Posted November 24, 2019 Reviewed by Matt Huston
Spending hours over that online dating profile? Unsure whether to use humor, brutal honesty, or a headshot that’s a decade and change old and filtered to hell and back? Before you finalize everything, you might want to check your grammar and run a spell-check.
A growing body of research suggests that readers of your profile assess your attentiveness and intelligence based on grammar, spelling, and typos. Two recent studies analyzed the roles played by writing in online profiles. At Tilburg University in the Netherlands, researchers contacted 800 members of a large online dating website and supplied them with fictitious profiles, both with and without language errors. Researchers then asked study participants to rate the attractiveness of the profile owners.
Readers perceived typographical errors like “teh” for “the” and “HELlo” for “Hello” as signals of inattentiveness. And lower attentiveness scores made the writers seem less attractive. Spelling mistakes and grammatical errors also made the profile owners seem less intelligent. The equivalent of using “Their” for “They’re” led readers to judge the writers as less intelligent and—once again—less attractive.
Researchers had hypothesized that informal language and emoticons might lead readers to find profile writers to be more informal and, thus, warmer, than their word-perfect counterparts. Instead, writers who avoided errors were also seen as warmer than the less-than-stellar writers.

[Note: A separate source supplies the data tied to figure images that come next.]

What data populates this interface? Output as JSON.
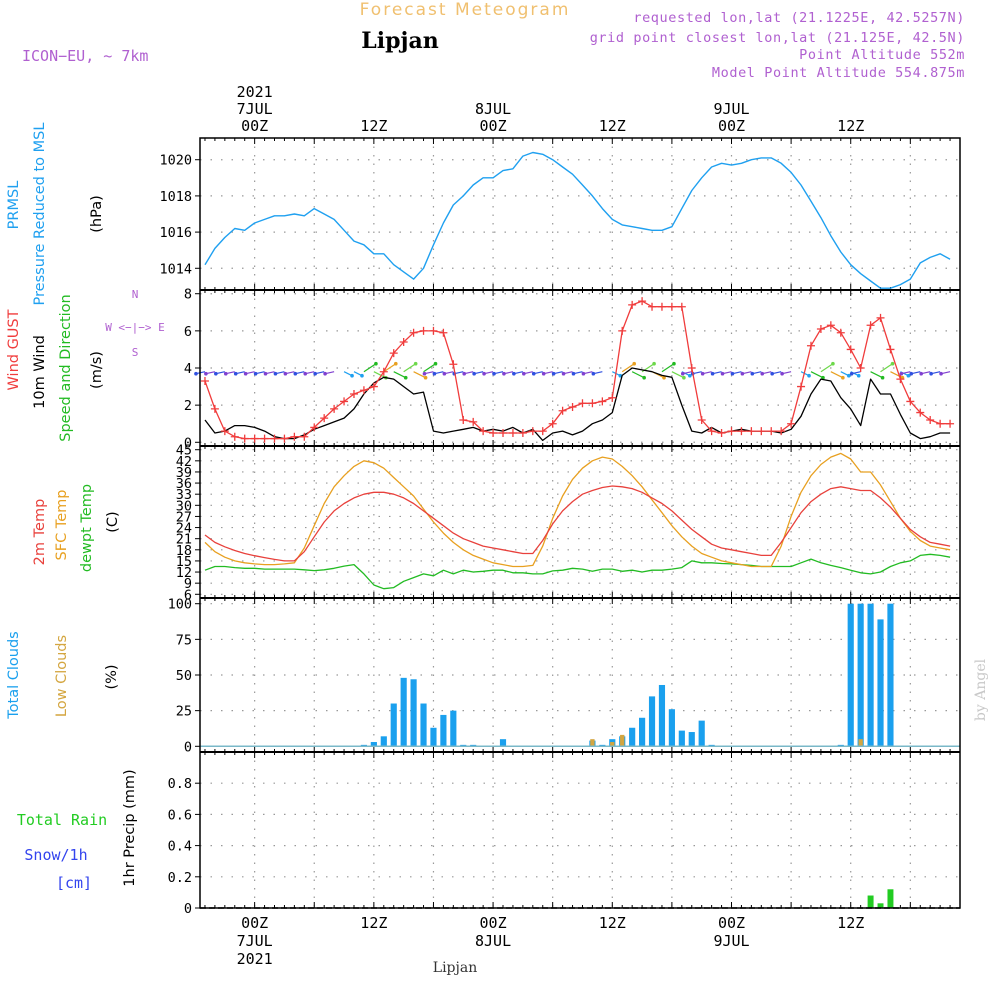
{
  "header": {
    "title": "Forecast Meteogram",
    "location": "Lipjan",
    "model": "ICON−EU, ~ 7km",
    "info_lines": [
      "requested lon,lat (21.1225E, 42.5257N)",
      "grid point closest lon,lat (21.125E, 42.5N)",
      "Point Altitude 552m",
      "Model Point Altitude 554.875m"
    ],
    "footer_location": "Lipjan",
    "credit": "by Angel"
  },
  "time_axis": {
    "top_labels": [
      {
        "hour": 0,
        "lines": [
          "2021",
          "7JUL",
          "00Z"
        ]
      },
      {
        "hour": 12,
        "lines": [
          "12Z"
        ]
      },
      {
        "hour": 24,
        "lines": [
          "8JUL",
          "00Z"
        ]
      },
      {
        "hour": 36,
        "lines": [
          "12Z"
        ]
      },
      {
        "hour": 48,
        "lines": [
          "9JUL",
          "00Z"
        ]
      },
      {
        "hour": 60,
        "lines": [
          "12Z"
        ]
      }
    ],
    "bottom_labels": [
      {
        "hour": 0,
        "lines": [
          "00Z",
          "7JUL",
          "2021"
        ]
      },
      {
        "hour": 12,
        "lines": [
          "12Z"
        ]
      },
      {
        "hour": 24,
        "lines": [
          "00Z",
          "8JUL"
        ]
      },
      {
        "hour": 36,
        "lines": [
          "12Z"
        ]
      },
      {
        "hour": 48,
        "lines": [
          "00Z",
          "9JUL"
        ]
      },
      {
        "hour": 60,
        "lines": [
          "12Z"
        ]
      }
    ],
    "hour_range": [
      -5.5,
      71
    ]
  },
  "colors": {
    "pressure": "#1fa0f0",
    "gust": "#f03c3c",
    "wind": "#000000",
    "temp2m": "#e8413c",
    "sfc_temp": "#e8a020",
    "dewpt": "#22bb22",
    "total_cloud": "#1aa0ee",
    "low_cloud": "#d4a640",
    "rain": "#22cc22",
    "snow": "#3344ee",
    "model": "#b060d0",
    "title": "#f0c070",
    "dir_compass": "#b060d0"
  },
  "chart_data": [
    {
      "type": "line",
      "panel": "pressure",
      "side_labels": [
        "PRMSL",
        "Pressure Reduced to MSL"
      ],
      "unit": "(hPa)",
      "ylim": [
        1012.8,
        1021.2
      ],
      "yticks": [
        1014,
        1016,
        1018,
        1020
      ],
      "grid": true,
      "series": [
        {
          "name": "PRMSL",
          "x": [
            -5,
            -4,
            -3,
            -2,
            -1,
            0,
            1,
            2,
            3,
            4,
            5,
            6,
            7,
            8,
            9,
            10,
            11,
            12,
            13,
            14,
            15,
            16,
            17,
            18,
            19,
            20,
            21,
            22,
            23,
            24,
            25,
            26,
            27,
            28,
            29,
            30,
            31,
            32,
            33,
            34,
            35,
            36,
            37,
            38,
            39,
            40,
            41,
            42,
            43,
            44,
            45,
            46,
            47,
            48,
            49,
            50,
            51,
            52,
            53,
            54,
            55,
            56,
            57,
            58,
            59,
            60,
            61,
            62,
            63,
            64,
            65,
            66,
            67,
            68,
            69,
            70
          ],
          "y": [
            1014.2,
            1015.1,
            1015.7,
            1016.2,
            1016.1,
            1016.5,
            1016.7,
            1016.9,
            1016.9,
            1017.0,
            1016.9,
            1017.3,
            1017.0,
            1016.7,
            1016.1,
            1015.5,
            1015.3,
            1014.8,
            1014.8,
            1014.2,
            1013.8,
            1013.4,
            1014.0,
            1015.3,
            1016.5,
            1017.5,
            1018.0,
            1018.6,
            1019.0,
            1019.0,
            1019.4,
            1019.5,
            1020.2,
            1020.4,
            1020.3,
            1020.0,
            1019.6,
            1019.2,
            1018.6,
            1018.0,
            1017.3,
            1016.7,
            1016.4,
            1016.3,
            1016.2,
            1016.1,
            1016.1,
            1016.3,
            1017.3,
            1018.3,
            1019.0,
            1019.6,
            1019.8,
            1019.7,
            1019.8,
            1020.0,
            1020.1,
            1020.1,
            1019.8,
            1019.3,
            1018.6,
            1017.7,
            1016.8,
            1015.8,
            1014.9,
            1014.2,
            1013.7,
            1013.3,
            1012.9,
            1012.9,
            1013.1,
            1013.4,
            1014.3,
            1014.6,
            1014.8,
            1014.5
          ]
        }
      ]
    },
    {
      "type": "line",
      "panel": "wind",
      "side_labels": [
        "Wind GUST",
        "10m Wind",
        "Speed and Direction"
      ],
      "unit": "(m/s)",
      "compass": [
        "N",
        "W <−|−> E",
        "S"
      ],
      "ylim": [
        -0.2,
        8.2
      ],
      "yticks": [
        0,
        2,
        4,
        6,
        8
      ],
      "grid": true,
      "x": [
        -5,
        -4,
        -3,
        -2,
        -1,
        0,
        1,
        2,
        3,
        4,
        5,
        6,
        7,
        8,
        9,
        10,
        11,
        12,
        13,
        14,
        15,
        16,
        17,
        18,
        19,
        20,
        21,
        22,
        23,
        24,
        25,
        26,
        27,
        28,
        29,
        30,
        31,
        32,
        33,
        34,
        35,
        36,
        37,
        38,
        39,
        40,
        41,
        42,
        43,
        44,
        45,
        46,
        47,
        48,
        49,
        50,
        51,
        52,
        53,
        54,
        55,
        56,
        57,
        58,
        59,
        60,
        61,
        62,
        63,
        64,
        65,
        66,
        67,
        68,
        69,
        70
      ],
      "series": [
        {
          "name": "Wind GUST",
          "y": [
            3.3,
            1.8,
            0.6,
            0.3,
            0.2,
            0.2,
            0.2,
            0.2,
            0.2,
            0.3,
            0.3,
            0.8,
            1.3,
            1.8,
            2.2,
            2.6,
            2.8,
            3.0,
            3.8,
            4.8,
            5.4,
            5.9,
            6.0,
            6.0,
            5.9,
            4.2,
            1.2,
            1.1,
            0.6,
            0.5,
            0.5,
            0.5,
            0.5,
            0.6,
            0.6,
            1.0,
            1.7,
            1.9,
            2.1,
            2.1,
            2.2,
            2.4,
            6.0,
            7.4,
            7.6,
            7.3,
            7.3,
            7.3,
            7.3,
            4.0,
            1.2,
            0.6,
            0.5,
            0.6,
            0.6,
            0.6,
            0.6,
            0.6,
            0.6,
            1.0,
            3.0,
            5.2,
            6.1,
            6.3,
            5.9,
            5.0,
            4.0,
            6.3,
            6.7,
            5.0,
            3.4,
            2.2,
            1.6,
            1.2,
            1.0,
            1.0
          ]
        },
        {
          "name": "10m Wind",
          "y": [
            1.2,
            0.5,
            0.6,
            0.9,
            0.9,
            0.8,
            0.6,
            0.3,
            0.2,
            0.2,
            0.4,
            0.7,
            0.9,
            1.1,
            1.3,
            1.8,
            2.6,
            3.2,
            3.5,
            3.4,
            3.0,
            2.6,
            2.7,
            0.6,
            0.5,
            0.6,
            0.7,
            0.8,
            0.6,
            0.7,
            0.6,
            0.8,
            0.5,
            0.7,
            0.1,
            0.5,
            0.6,
            0.4,
            0.6,
            1.0,
            1.2,
            1.6,
            3.6,
            4.0,
            3.9,
            3.8,
            3.6,
            3.5,
            2.0,
            0.6,
            0.5,
            0.8,
            0.5,
            0.6,
            0.7,
            0.6,
            0.6,
            0.6,
            0.5,
            0.7,
            1.4,
            2.6,
            3.4,
            3.3,
            2.4,
            1.8,
            0.9,
            3.4,
            2.6,
            2.6,
            1.5,
            0.5,
            0.2,
            0.3,
            0.5,
            0.5
          ]
        }
      ],
      "barb_level": 3.8
    },
    {
      "type": "line",
      "panel": "temperature",
      "side_labels": [
        "2m Temp",
        "SFC Temp",
        "dewpt Temp"
      ],
      "unit": "(C)",
      "ylim": [
        5,
        46
      ],
      "yticks": [
        6,
        9,
        12,
        15,
        18,
        21,
        24,
        27,
        30,
        33,
        36,
        39,
        42,
        45
      ],
      "grid": true,
      "x": [
        -5,
        -4,
        -3,
        -2,
        -1,
        0,
        1,
        2,
        3,
        4,
        5,
        6,
        7,
        8,
        9,
        10,
        11,
        12,
        13,
        14,
        15,
        16,
        17,
        18,
        19,
        20,
        21,
        22,
        23,
        24,
        25,
        26,
        27,
        28,
        29,
        30,
        31,
        32,
        33,
        34,
        35,
        36,
        37,
        38,
        39,
        40,
        41,
        42,
        43,
        44,
        45,
        46,
        47,
        48,
        49,
        50,
        51,
        52,
        53,
        54,
        55,
        56,
        57,
        58,
        59,
        60,
        61,
        62,
        63,
        64,
        65,
        66,
        67,
        68,
        69,
        70
      ],
      "series": [
        {
          "name": "2m Temp",
          "y": [
            22,
            20,
            18.8,
            17.8,
            17.0,
            16.4,
            15.9,
            15.4,
            15.0,
            15.0,
            17.5,
            21.5,
            25.5,
            28.5,
            30.5,
            32.0,
            33.0,
            33.5,
            33.5,
            33.0,
            32.0,
            30.5,
            28.5,
            26.5,
            24.5,
            22.5,
            21.0,
            20.0,
            19.0,
            18.5,
            18.0,
            17.5,
            17.0,
            17.0,
            20.5,
            25.0,
            28.5,
            31.0,
            33.0,
            34.0,
            34.8,
            35.2,
            35.0,
            34.5,
            33.5,
            32.0,
            30.5,
            28.5,
            26.0,
            23.5,
            21.5,
            19.5,
            18.5,
            18.0,
            17.5,
            17.0,
            16.5,
            16.5,
            20.0,
            24.0,
            28.0,
            31.0,
            33.0,
            34.5,
            35.0,
            34.5,
            34.0,
            34.0,
            32.0,
            29.5,
            26.5,
            23.5,
            21.5,
            20.0,
            19.5,
            19.0
          ]
        },
        {
          "name": "SFC Temp",
          "y": [
            20,
            17.5,
            16.0,
            15.0,
            14.5,
            14.2,
            14.0,
            14.0,
            14.2,
            14.5,
            18.5,
            24.5,
            30.5,
            35.0,
            38.0,
            40.5,
            42.0,
            41.5,
            40.0,
            37.5,
            35.0,
            32.5,
            29.0,
            25.5,
            22.5,
            20.0,
            18.0,
            16.5,
            15.5,
            14.5,
            14.0,
            13.5,
            13.5,
            13.8,
            19.0,
            26.5,
            32.5,
            37.0,
            40.0,
            42.0,
            43.0,
            42.5,
            40.5,
            38.0,
            35.0,
            31.5,
            28.0,
            24.5,
            21.5,
            19.0,
            17.0,
            16.0,
            15.0,
            14.5,
            14.0,
            13.5,
            13.5,
            13.5,
            19.0,
            27.0,
            33.5,
            38.0,
            41.0,
            43.0,
            44.0,
            42.5,
            39.0,
            39.0,
            35.5,
            31.0,
            26.5,
            23.0,
            20.5,
            19.0,
            18.5,
            18.0
          ]
        },
        {
          "name": "dewpt Temp",
          "y": [
            12.5,
            13.5,
            13.5,
            13.2,
            13.0,
            13.0,
            12.8,
            12.8,
            12.8,
            12.8,
            12.6,
            12.4,
            12.6,
            13.0,
            13.6,
            14.0,
            11.5,
            8.5,
            7.5,
            7.8,
            9.5,
            10.5,
            11.5,
            11.0,
            12.5,
            11.5,
            12.5,
            12.0,
            12.2,
            12.5,
            12.5,
            11.8,
            11.8,
            11.5,
            11.5,
            12.3,
            12.5,
            13.0,
            12.8,
            12.2,
            12.8,
            12.8,
            12.2,
            12.5,
            12.0,
            12.5,
            12.5,
            12.8,
            13.2,
            15.0,
            14.5,
            14.5,
            14.3,
            14.2,
            14.0,
            13.8,
            13.5,
            13.5,
            13.5,
            13.5,
            14.5,
            15.5,
            14.5,
            13.8,
            13.2,
            12.5,
            11.8,
            11.5,
            12.0,
            13.5,
            14.5,
            15.0,
            16.5,
            16.8,
            16.5,
            16.0
          ]
        }
      ]
    },
    {
      "type": "bar",
      "panel": "clouds",
      "side_labels": [
        "Total Clouds",
        "Low Clouds"
      ],
      "unit": "(%)",
      "ylim": [
        -4,
        104
      ],
      "yticks": [
        0,
        25,
        50,
        75,
        100
      ],
      "grid": true,
      "series": [
        {
          "name": "Total Clouds",
          "x": [
            11,
            12,
            13,
            14,
            15,
            16,
            17,
            18,
            19,
            20,
            21,
            22,
            25,
            34,
            35,
            36,
            37,
            38,
            39,
            40,
            41,
            42,
            43,
            44,
            45,
            46,
            59,
            60,
            61,
            62,
            63,
            64
          ],
          "y": [
            1,
            3,
            7,
            30,
            48,
            47,
            30,
            13,
            22,
            25,
            1,
            1,
            5,
            4,
            1,
            5,
            7,
            13,
            20,
            35,
            43,
            26,
            11,
            10,
            18,
            1,
            1,
            100,
            100,
            100,
            89,
            100
          ]
        },
        {
          "name": "Low Clouds",
          "x": [
            34,
            36,
            37,
            61
          ],
          "y": [
            5,
            3,
            8,
            5
          ]
        }
      ]
    },
    {
      "type": "bar",
      "panel": "precip",
      "side_labels": [
        "Total Rain",
        "Snow/1h",
        "[cm]"
      ],
      "unit": "1hr Precip (mm)",
      "ylim": [
        0,
        1.0
      ],
      "yticks": [
        0,
        0.2,
        0.4,
        0.6,
        0.8
      ],
      "ytick_labels": [
        "0",
        "0.2",
        "0.4",
        "0.6",
        "0.8"
      ],
      "grid": true,
      "series": [
        {
          "name": "Total Rain",
          "x": [
            62,
            63,
            64
          ],
          "y": [
            0.08,
            0.03,
            0.12
          ]
        }
      ]
    }
  ]
}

Think social media has relaxed our standards toward niceties like using full words, rather than letters and emojis? Maybe not—at least for dating profiles. In a survey of 5,000 singletons using a US dating website, 88% of women and 75% of men ranked good use of grammar and punctuation ahead of confidence and good teeth. The study, published in The Journal of Social and Personal Relationships, speculated that, without face to face interactions, small cues, like writing style, can take on greater importance as users try to gauge attractiveness online.
References
Sharabi, L.L. and Dykstra-DeVette, T.A., 2019. From first email to first date: Strategies for initiating relationships in online dating. Journal of Social and Personal Relationships, p.0265407518822780.
Van der Zanden, T., Schouten, A.P., Mos, M.B. and Krahmer, E.J., 2019. Impression formation on online dating sites: Effects of language errors in profile texts on perceptions of profile owners’ attractiveness. Journal of Social and Personal Relationships, p.0265407519878787.